Local Species Information - Fisher (Martes pennanti)
Events and Items of Interest
A resident of coniferous and mixed coniferous forests, the fisher once occurred throughout much of Canada, the northern United States, and the western United States. Fisher populations have declined primarily due to loss of habitat from timber harvest activities and trapping. Populations of fishers have declined in all Canadian provinces and states except the Yukon and in the extreme northeastern United States (Maine, New Hampshire, and Vermont). In the western United States and Canadian Provinces, the number of fishers has been greatly reduced and their populations fragmented. Fishers are no longer believed to occupy the lower mainland of British Columbia and the area west of Okanogan extending down to Washington.

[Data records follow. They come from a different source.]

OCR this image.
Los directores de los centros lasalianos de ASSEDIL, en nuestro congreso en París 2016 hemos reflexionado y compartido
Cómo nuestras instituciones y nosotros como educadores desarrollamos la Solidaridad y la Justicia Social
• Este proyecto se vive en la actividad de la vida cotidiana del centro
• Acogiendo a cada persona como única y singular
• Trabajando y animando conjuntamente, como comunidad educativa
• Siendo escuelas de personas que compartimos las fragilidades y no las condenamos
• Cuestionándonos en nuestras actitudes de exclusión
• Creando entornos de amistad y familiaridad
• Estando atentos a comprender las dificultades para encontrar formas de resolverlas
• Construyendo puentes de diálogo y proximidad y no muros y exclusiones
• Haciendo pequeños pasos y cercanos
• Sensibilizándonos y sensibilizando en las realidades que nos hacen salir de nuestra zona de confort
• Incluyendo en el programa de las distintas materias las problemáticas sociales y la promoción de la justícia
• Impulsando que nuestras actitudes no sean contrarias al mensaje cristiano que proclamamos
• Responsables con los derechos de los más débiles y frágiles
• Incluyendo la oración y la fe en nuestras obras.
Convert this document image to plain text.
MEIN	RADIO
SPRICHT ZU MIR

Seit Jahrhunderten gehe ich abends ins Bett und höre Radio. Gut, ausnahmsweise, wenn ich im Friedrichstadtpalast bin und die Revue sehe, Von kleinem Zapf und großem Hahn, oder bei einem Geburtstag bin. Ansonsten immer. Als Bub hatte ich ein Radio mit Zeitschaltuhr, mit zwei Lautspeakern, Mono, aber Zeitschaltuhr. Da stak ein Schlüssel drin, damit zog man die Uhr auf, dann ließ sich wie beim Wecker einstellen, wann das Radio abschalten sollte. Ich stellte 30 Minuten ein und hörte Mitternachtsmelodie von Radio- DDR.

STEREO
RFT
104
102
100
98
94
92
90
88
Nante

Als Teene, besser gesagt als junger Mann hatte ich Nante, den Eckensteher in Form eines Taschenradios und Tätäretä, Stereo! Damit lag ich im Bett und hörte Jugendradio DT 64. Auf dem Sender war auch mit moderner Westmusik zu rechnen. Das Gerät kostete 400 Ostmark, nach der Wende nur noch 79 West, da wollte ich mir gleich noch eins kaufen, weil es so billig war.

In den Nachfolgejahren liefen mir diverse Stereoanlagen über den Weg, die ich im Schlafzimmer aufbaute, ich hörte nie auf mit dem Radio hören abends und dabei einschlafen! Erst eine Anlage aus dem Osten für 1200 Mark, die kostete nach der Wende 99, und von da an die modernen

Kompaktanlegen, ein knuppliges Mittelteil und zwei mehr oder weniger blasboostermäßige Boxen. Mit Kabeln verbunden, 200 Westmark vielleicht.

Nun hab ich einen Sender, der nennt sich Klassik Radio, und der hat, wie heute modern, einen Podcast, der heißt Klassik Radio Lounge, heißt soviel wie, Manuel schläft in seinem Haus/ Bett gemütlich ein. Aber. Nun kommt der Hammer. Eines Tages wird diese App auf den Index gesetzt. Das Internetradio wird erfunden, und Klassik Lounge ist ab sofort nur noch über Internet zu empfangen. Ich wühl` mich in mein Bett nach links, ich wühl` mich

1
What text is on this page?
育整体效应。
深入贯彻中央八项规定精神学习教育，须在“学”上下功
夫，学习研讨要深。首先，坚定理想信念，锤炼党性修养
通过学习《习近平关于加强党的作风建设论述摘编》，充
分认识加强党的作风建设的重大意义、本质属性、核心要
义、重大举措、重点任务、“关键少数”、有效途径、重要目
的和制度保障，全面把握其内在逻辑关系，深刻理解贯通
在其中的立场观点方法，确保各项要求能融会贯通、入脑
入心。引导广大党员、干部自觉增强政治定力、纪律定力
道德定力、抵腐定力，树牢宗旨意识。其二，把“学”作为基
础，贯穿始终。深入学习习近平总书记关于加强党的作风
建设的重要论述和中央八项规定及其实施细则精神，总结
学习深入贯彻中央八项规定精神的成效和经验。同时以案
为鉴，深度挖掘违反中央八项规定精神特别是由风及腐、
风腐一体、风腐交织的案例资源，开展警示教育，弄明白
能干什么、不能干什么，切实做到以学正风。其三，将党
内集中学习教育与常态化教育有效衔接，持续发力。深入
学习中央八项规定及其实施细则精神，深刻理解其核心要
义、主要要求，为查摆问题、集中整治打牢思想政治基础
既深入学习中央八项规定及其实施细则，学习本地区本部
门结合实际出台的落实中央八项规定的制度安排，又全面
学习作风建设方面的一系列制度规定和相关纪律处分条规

Adult fisher with radio collar. Photo Credit: J. Mark Higley,
Markings: The fisher is light brown to dark blackish-brown, with the face, neck, and shoulders sometimes being slightly gray. The chest and underside often has irregular white patches. The fisher has a long body with short legs and a long bushy tail. At 6.6 to 13.2 pounds, male fishers weigh about twice as much as females (3.3 to 5.5 pounds). Males range in length from 35 to 47 inches while females range from 29 to 37 inches in length. Fishers from the Pacific States may weigh less than fishers in the eastern United States.
American martens (Martes americana) have similar body shapes to fisher, but are smaller and usually lighter in color than fishers. The fur on the throat of martens is a buff or orange color; legs and tails are typically darker than the rest of the body. Female martens range from 18 to 22 inches in length and weigh 1.5 to 1.8 pounds. Male martens range from 20 to 25 inches in length and weigh 1.6 to 2.8 pounds.
American marten. Photo Credit: Eugene Wier
The American mink (Mustela vison) also has a similar body shape to fisher, but are smaller and usually darker in color than fishers. Their fur is deep, rich brown, with or without white spots on the stomach. American mink have webbing at the base of their toes, and their ears barely stick out above their fur. Females range from 18 to 22 inches in length and weigh 1.2 to 1.7 pounds. Males are slightly larger than females, ranging from 19 to 28 inches in length and 1.9 to 2.8 pounds.
American mink. © 2004 Ron E. VanNimwegen
The West Coast Distinct Population Segment includes the states of Washington, Oregon, and California. Fishers are known to occur in Oregon and California; fishers were re-introduced into the Olympic Peninsula of Washington in January and March of 2008. For more information on the re-introduction, please follow these links to Olympic National Park and Washington Department of Fish and Wildlife web pages. Fishers were translocated into the northern Sierra Nevada beginning in 2009. For more information on this effort please visit the California Dept. of Fish & Game's Fisher Translocation web page.
Map showing the current and historic range of fisher in the western United States.
Fishers use late-successional habitats with dense canopy closure, large diameter trees (conifers and hardwoods) and snags with cavities and other deformities, large diameter down wood, multiple canopy layers. Late-successional coniferous or mixed forests that contain key habitat and structural components provide the most suitable fisher habitat because they provide abundant potential den sites and preferred prey species. The physical structure of the forest and prey associated with forest structures are thought to be the critical features that explain fisher habitat use, rather than specific forest types. The West Coast population of the fisher inhabits forested areas from sea level along the California Oregon Coast to approximately 1,970 to 8,530 ft in the Sierra Nevada.
Fishers have a diverse diet that includes birds, squirrels, mice, shrews, voles, reptiles, insects, plants, fruit, and dead animals. Small and mid-sized mammals are the most common prey items eaten by fishers in the Pacific States. Fishers search for prey in forested stands, avoiding openings.
Except during the breeding season, fishers are solitary animals. The breeding season for the fisher is generally from late February to the end of April. Female fishers raise 1 to 3 kits, which are weaned by 10 weeks old. When they are 1 year of age, kits have established their own home ranges and are no longer dependent upon adults.
Fisher kits. Photo Credit: Cathy Raley,
USDA Forest Service, PNW Research Station
A list of literature pertaining to fisher, habitats, and prey is here
Habitat Conservation Plan
There are no Habitat Conservation Plans for the fisher.
For more information on Habitat Conservation Plans, click here
Safe Harbor Agreement
There are no Safe Harbor Agreements for the fisher.
For more information on Safe Harbor Agreements, click here
Candidate Conservation Agreements
There are no Candidate Conservation Agreements for the fisher.
For more information on Candidate Conservation Agreements, click here
Candidate Conservation Agreements with Assurances
The Yreka Fish and Wildlife Office has prepared a Candidate Conservation Agreement with Assurances (CCAA) with Sierra Pacific Industries (SPI). The CCAA includes approximately 160,000 acres of private, industrial timberland in Butte, Plumas, and Tehama Counties, California. The CCAA is for a time period of 20 years.